Cisplatin cytotoxicity assay
For the acute cytotoxicity assay, U87MG cells were seeded at 1 × 104 cells per well in 96-well plates, and were transfected by siHGF or siControl for 48 h, and subsequently exposed to cisplatin at final concentrations of 0.5, 1.0, 2.0, 4.0 or 8.0 ug/ml for 24 h in triplicate wells. Cell survival was determined using a previously described colorimetric MTT assay. Then 20 ul of 5 mg/ml MTT was added to each well, and the plates were incubated for 4 h at 37°C. The absorption was read at 490 nm using an automated microplate reader. Mean cell viability was calculated by the ratio of absorbance units of transfected cell samples to the mean absorbance units of the control cell samples. All the experiments were repeated at least three times. The IC50 value is defined as concentration of cisplatin that is required for a 50% reduction in absorbance calculated from the growth curves.

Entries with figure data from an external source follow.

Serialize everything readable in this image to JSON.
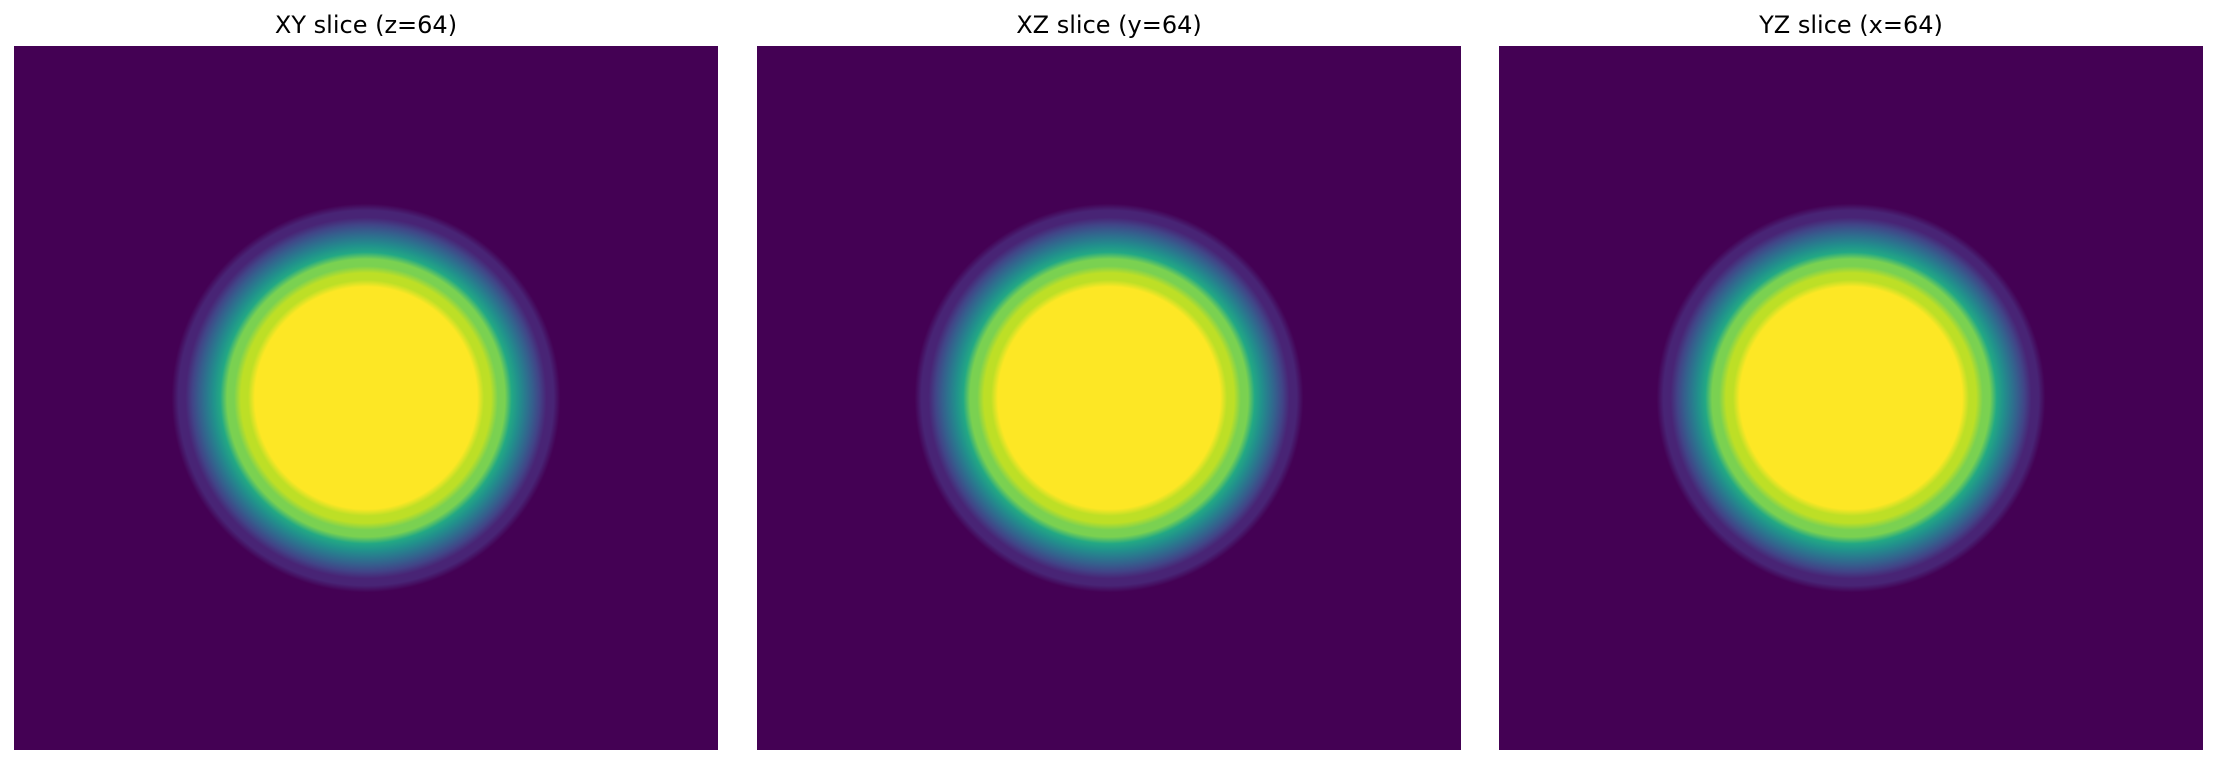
{
  "chart_data": [
    {
      "type": "heatmap",
      "title": "XY slice (z=64)",
      "colormap": "viridis",
      "axes": "off",
      "volume_size": 128,
      "blob": {
        "center_row": 64,
        "center_col": 64,
        "radius": 28,
        "edge_width": 4.5
      },
      "value_range": [
        0,
        1
      ],
      "colors": {
        "background": "#440154",
        "core": "#fde725"
      }
    },
    {
      "type": "heatmap",
      "title": "XZ slice (y=64)",
      "colormap": "viridis",
      "axes": "off",
      "volume_size": 128,
      "blob": {
        "center_row": 64,
        "center_col": 64,
        "radius": 28,
        "edge_width": 4.5
      },
      "value_range": [
        0,
        1
      ],
      "colors": {
        "background": "#440154",
        "core": "#fde725"
      }
    },
    {
      "type": "heatmap",
      "title": "YZ slice (x=64)",
      "colormap": "viridis",
      "axes": "off",
      "volume_size": 128,
      "blob": {
        "center_row": 64,
        "center_col": 64,
        "radius": 28,
        "edge_width": 4.5
      },
      "value_range": [
        0,
        1
      ],
      "colors": {
        "background": "#440154",
        "core": "#fde725"
      }
    }
  ]
}
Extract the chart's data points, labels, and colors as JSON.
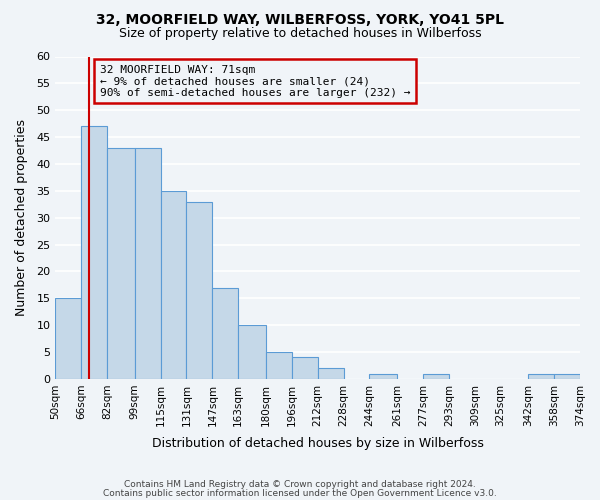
{
  "title": "32, MOORFIELD WAY, WILBERFOSS, YORK, YO41 5PL",
  "subtitle": "Size of property relative to detached houses in Wilberfoss",
  "xlabel": "Distribution of detached houses by size in Wilberfoss",
  "ylabel": "Number of detached properties",
  "bar_color": "#c5d8e8",
  "bar_edge_color": "#5b9bd5",
  "bin_edges": [
    50,
    66,
    82,
    99,
    115,
    131,
    147,
    163,
    180,
    196,
    212,
    228,
    244,
    261,
    277,
    293,
    309,
    325,
    342,
    358,
    374
  ],
  "bin_labels": [
    "50sqm",
    "66sqm",
    "82sqm",
    "99sqm",
    "115sqm",
    "131sqm",
    "147sqm",
    "163sqm",
    "180sqm",
    "196sqm",
    "212sqm",
    "228sqm",
    "244sqm",
    "261sqm",
    "277sqm",
    "293sqm",
    "309sqm",
    "325sqm",
    "342sqm",
    "358sqm",
    "374sqm"
  ],
  "counts": [
    15,
    47,
    43,
    43,
    35,
    33,
    17,
    10,
    5,
    4,
    2,
    0,
    1,
    0,
    1,
    0,
    0,
    0,
    1,
    1
  ],
  "property_line_x": 71,
  "property_line_color": "#cc0000",
  "annotation_title": "32 MOORFIELD WAY: 71sqm",
  "annotation_line1": "← 9% of detached houses are smaller (24)",
  "annotation_line2": "90% of semi-detached houses are larger (232) →",
  "annotation_box_color": "#cc0000",
  "ylim": [
    0,
    60
  ],
  "yticks": [
    0,
    5,
    10,
    15,
    20,
    25,
    30,
    35,
    40,
    45,
    50,
    55,
    60
  ],
  "footer_line1": "Contains HM Land Registry data © Crown copyright and database right 2024.",
  "footer_line2": "Contains public sector information licensed under the Open Government Licence v3.0.",
  "background_color": "#f0f4f8",
  "grid_color": "#ffffff"
}
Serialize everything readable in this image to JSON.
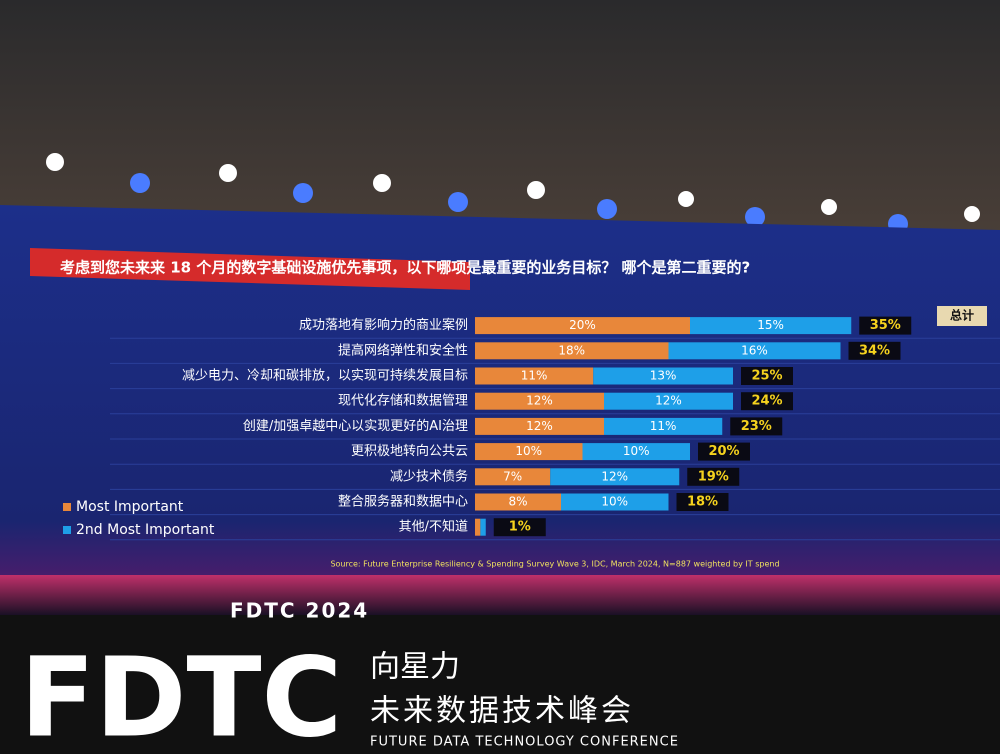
{
  "chart_data": {
    "type": "stacked-bar-horizontal",
    "title": "考虑到您未来来 18 个月的数字基础设施优先事项，以下哪项是最重要的业务目标？ 哪个是第二重要的?",
    "categories": [
      "成功落地有影响力的商业案例",
      "提高网络弹性和安全性",
      "减少电力、冷却和碳排放，以实现可持续发展目标",
      "现代化存储和数据管理",
      "创建/加强卓越中心以实现更好的AI治理",
      "更积极地转向公共云",
      "减少技术债务",
      "整合服务器和数据中心",
      "其他/不知道"
    ],
    "series": [
      {
        "name": "Most Important",
        "color": "#e8873a",
        "values": [
          20,
          18,
          11,
          12,
          12,
          10,
          7,
          8,
          0.5
        ],
        "value_labels": [
          "20%",
          "18%",
          "11%",
          "12%",
          "12%",
          "10%",
          "7%",
          "8%",
          null
        ]
      },
      {
        "name": "2nd Most Important",
        "color": "#1e9fe8",
        "values": [
          15,
          16,
          13,
          12,
          11,
          10,
          12,
          10,
          0.5
        ],
        "value_labels": [
          "15%",
          "16%",
          "13%",
          "12%",
          "11%",
          "10%",
          "12%",
          "10%",
          null
        ]
      }
    ],
    "total_header": "总计",
    "total_values": [
      35,
      34,
      25,
      24,
      23,
      20,
      19,
      18,
      1
    ],
    "total_labels": [
      "35%",
      "34%",
      "25%",
      "24%",
      "23%",
      "20%",
      "19%",
      "18%",
      "1%"
    ],
    "xlim": [
      0,
      40
    ],
    "legend": "lower-left",
    "source": "Source: Future Enterprise Resiliency & Spending Survey Wave 3, IDC, March 2024, N=887 weighted by IT spend"
  },
  "stage": {
    "screen_logo": "FDTC 2024",
    "logo": "FDTC",
    "name_line1": "向星力",
    "name_line2": "未来数据技术峰会",
    "name_en": "FUTURE DATA TECHNOLOGY CONFERENCE"
  }
}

All statistical analysis was carried out by SPSS 13.0 software for Windows. The chi-square test was used to assess HGF expression and PI with clinicopathological characteristics. Vascular density and data derived from experiments in vitro were given as the mean ± SD as indicated. Data were analyzed by one-way ANOVA with Dunnett’s post hoc test and Tukey’s post hoc test for multigroup comparisons. The survival curve of patients was determined by the Kaplan-Meier method and Cox regression, and statistical evaluation was performed using the log rank test. A value of P < 0.05 was considered statistically significant.